First, “reconcile to himself.” To reconcile means to remove the barrier and restore the relationship. The enjoyment of relationship is the goal. When Jesus makes peace by the blood of his cross, he doesn’t restore us to the creation to enjoy that as our final satisfaction; he reconciles us to himself. Yes, to each other. Yes, to the creation. But ultimately to him. He is the final focus.
Second, “all the fullness.” Verse 19: “In him all the fullness of God was pleased to dwell.” All the fullness of God — which has made God supremely and infinitely happy in the fellowship of the Trinity from all eternity — all the fullness is in Jesus, and through him, we taste the very fullness of God as our final satisfaction. All the fullness of God is in Jesus not just for the sake of an effective redemption, but also for our eternal satisfaction in him. There is no delight, no goodness, no mercy in God that we must bypass Christ to access. All the fullness, all the joy, is in him.
And so Paul prays in Ephesians 3:16–19 that
according to the riches of his glory [the Father] may grant you to be strengthened with power through his Spirit in your inner being, so that Christ may dwell in your hearts through faith — that you, being rooted and grounded in love, may have strength to comprehend with all the saints what is the breadth and length and height and depth, and to know the love of Christ that surpasses knowledge, that you may be filled with all the fullness of God.
All the fullness of God is in this man Jesus.

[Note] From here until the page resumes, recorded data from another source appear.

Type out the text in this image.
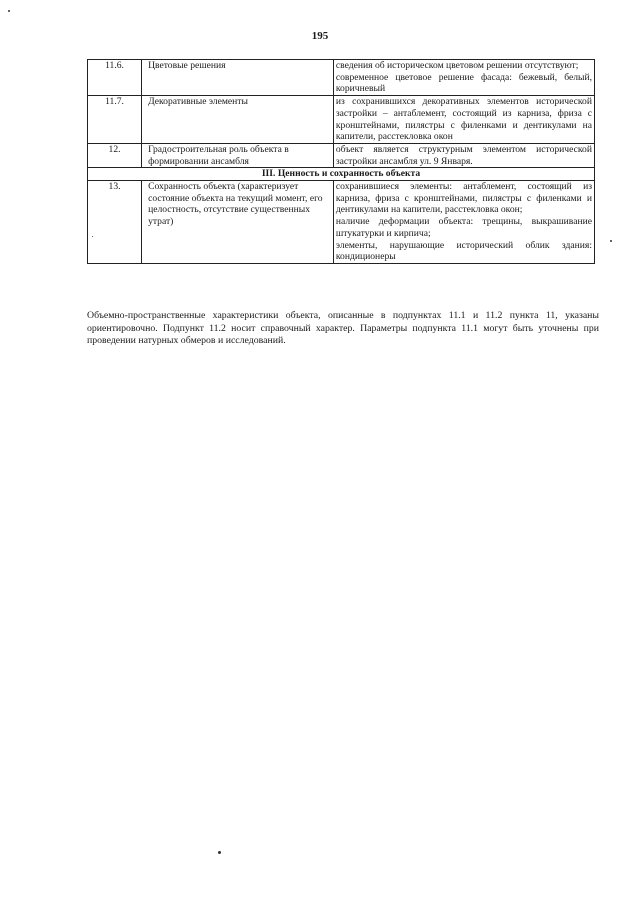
195
11.6.	Цветовые решения	сведения об историческом цветовом решении отсутствуют;
современное цветовое решение фасада: бежевый, белый, коричневый

11.7.	Декоративные элементы	из сохранившихся декоративных элементов исторической застройки – антаблемент, состоящий из карниза, фриза с кронштейнами, пилястры с филенками и дентикулами на капители, расстекловка окон

12.	Градостроительная роль объекта в формировании ансамбля	объект является структурным элементом исторической застройки ансамбля ул. 9 Января.

III. Ценность и сохранность объекта		
13.	Сохранность объекта (характеризует состояние объекта на текущий момент, его целостность, отсутствие существенных утрат)	сохранившиеся элементы: антаблемент, состоящий из карниза, фриза с кронштейнами, пилястры с филенками и дентикулами на капители, расстекловка окон;
наличие деформации объекта: трещины, выкрашивание штукатурки и кирпича;
элементы, нарушающие исторический облик здания: кондиционеры

Объемно-пространственные характеристики объекта, описанные в подпунктах 11.1 и 11.2 пункта 11, указаны ориентировочно. Подпункт 11.2 носит справочный характер. Параметры подпункта 11.1 могут быть уточнены при проведении натурных обмеров и исследований.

Full humanity and the fullness of deity. We marvel at his bigness and might and omni-relevance, and we melt at his grace and mercy and meekness, and all that comes together in one spectacular person — all the fullness of God in this God-man — whom we will one day see and more fully know and enjoy without obstruction for all eternity.
He is creator, and more. And he is redeemer, and more. He is the supreme treasure who can satisfy our souls for all eternity. We were created for him, to taste in him all the fullness of God. And he reconciled us for himself, for relationship with him. And that relationship is why we ache, why we want, why we desire, why we long. Our heart will be restless until it finds rest in the one who made peace through the blood of his cross.